Originally, the Constitution of India did not make any provision with respect to the Special Officer for Linguistic Minorities. Later, the States Reorganization Commission (1953-55) made a recommendation in this regard. Accordingly, the Seventh Constitutional Amendment Act of 1956 inserted a new Article 350-B in Part XVII of the Constitution. This article contains the following provisions: There should be a Special Officer for Linguistic Minorities. He is to be appointed by the President of India. It would be the duty of the Special Officer to investigate all matters relating to the safeguards provided for linguistic minorities under the Constitution. He would report to the President upon those matters at such intervals as the President may direct. The President should place all such reports before each House of Parliament and send it to the governments of the states concerned.
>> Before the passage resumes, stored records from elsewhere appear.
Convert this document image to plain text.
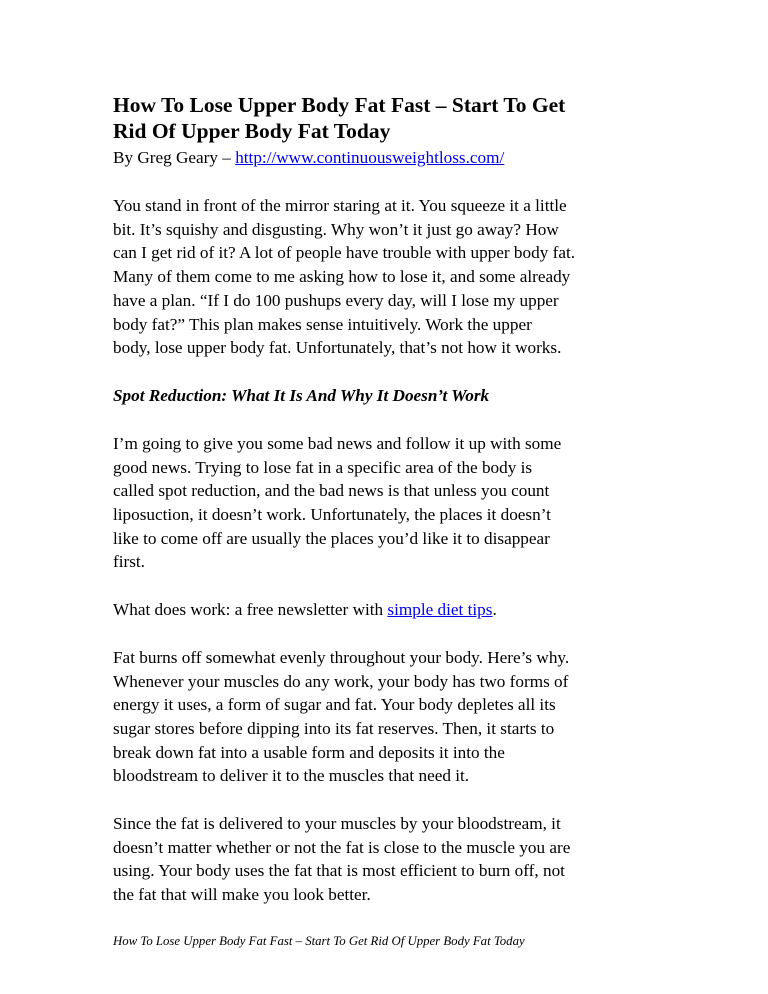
How To Lose Upper Body Fat Fast – Start To Get
Rid Of Upper Body Fat Today

By Greg Geary – http://www.continuousweightloss.com/

You stand in front of the mirror staring at it. You squeeze it a little
bit. It’s squishy and disgusting. Why won’t it just go away? How
can I get rid of it? A lot of people have trouble with upper body fat.
Many of them come to me asking how to lose it, and some already
have a plan. “If I do 100 pushups every day, will I lose my upper
body fat?” This plan makes sense intuitively. Work the upper
body, lose upper body fat. Unfortunately, that’s not how it works.

Spot Reduction: What It Is And Why It Doesn’t Work

I’m going to give you some bad news and follow it up with some
good news. Trying to lose fat in a specific area of the body is
called spot reduction, and the bad news is that unless you count
liposuction, it doesn’t work. Unfortunately, the places it doesn’t
like to come off are usually the places you’d like it to disappear
first.

What does work: a free newsletter with simple diet tips.

Fat burns off somewhat evenly throughout your body. Here’s why.
Whenever your muscles do any work, your body has two forms of
energy it uses, a form of sugar and fat. Your body depletes all its
sugar stores before dipping into its fat reserves. Then, it starts to
break down fat into a usable form and deposits it into the
bloodstream to deliver it to the muscles that need it.

Since the fat is delivered to your muscles by your bloodstream, it
doesn’t matter whether or not the fat is close to the muscle you are
using. Your body uses the fat that is most efficient to burn off, not
the fat that will make you look better.

How To Lose Upper Body Fat Fast – Start To Get Rid Of Upper Body Fat Today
It must be noted here that the Constitution does not specify the qualifications, tenure, salaries and allowances, service conditions, and procedure for removal of the Special Officer for Linguistic Minorities.
Powers, Functions, and Responsibilities
In pursuance of the provision of Article 350-B of the Constitution, the office of the Special Officer for Linguistic Minorities was created in 1957. He is designated as the Commissioner for Linguistic Minorities. The Commissioner has his headquarters at Allahabad (Uttar Pradesh). He has three regional offices at Belgaum (Karnataka), Chennai (Tamil Nadu), and Kolkata (West Bengal). Each is headed by an Assistant Commissioner. The Commissioner is assisted at headquarters by Deputy Commissioner and an Assistant Commissioner. He maintains liaison with the State Governments and Union Territories through nodal officers appointed by them. At the Central level, the Commissioner falls under the Ministry of Minority Affairs. Hence, he submits the annual reports or other reports to the President through the Union Minority Affairs Minister.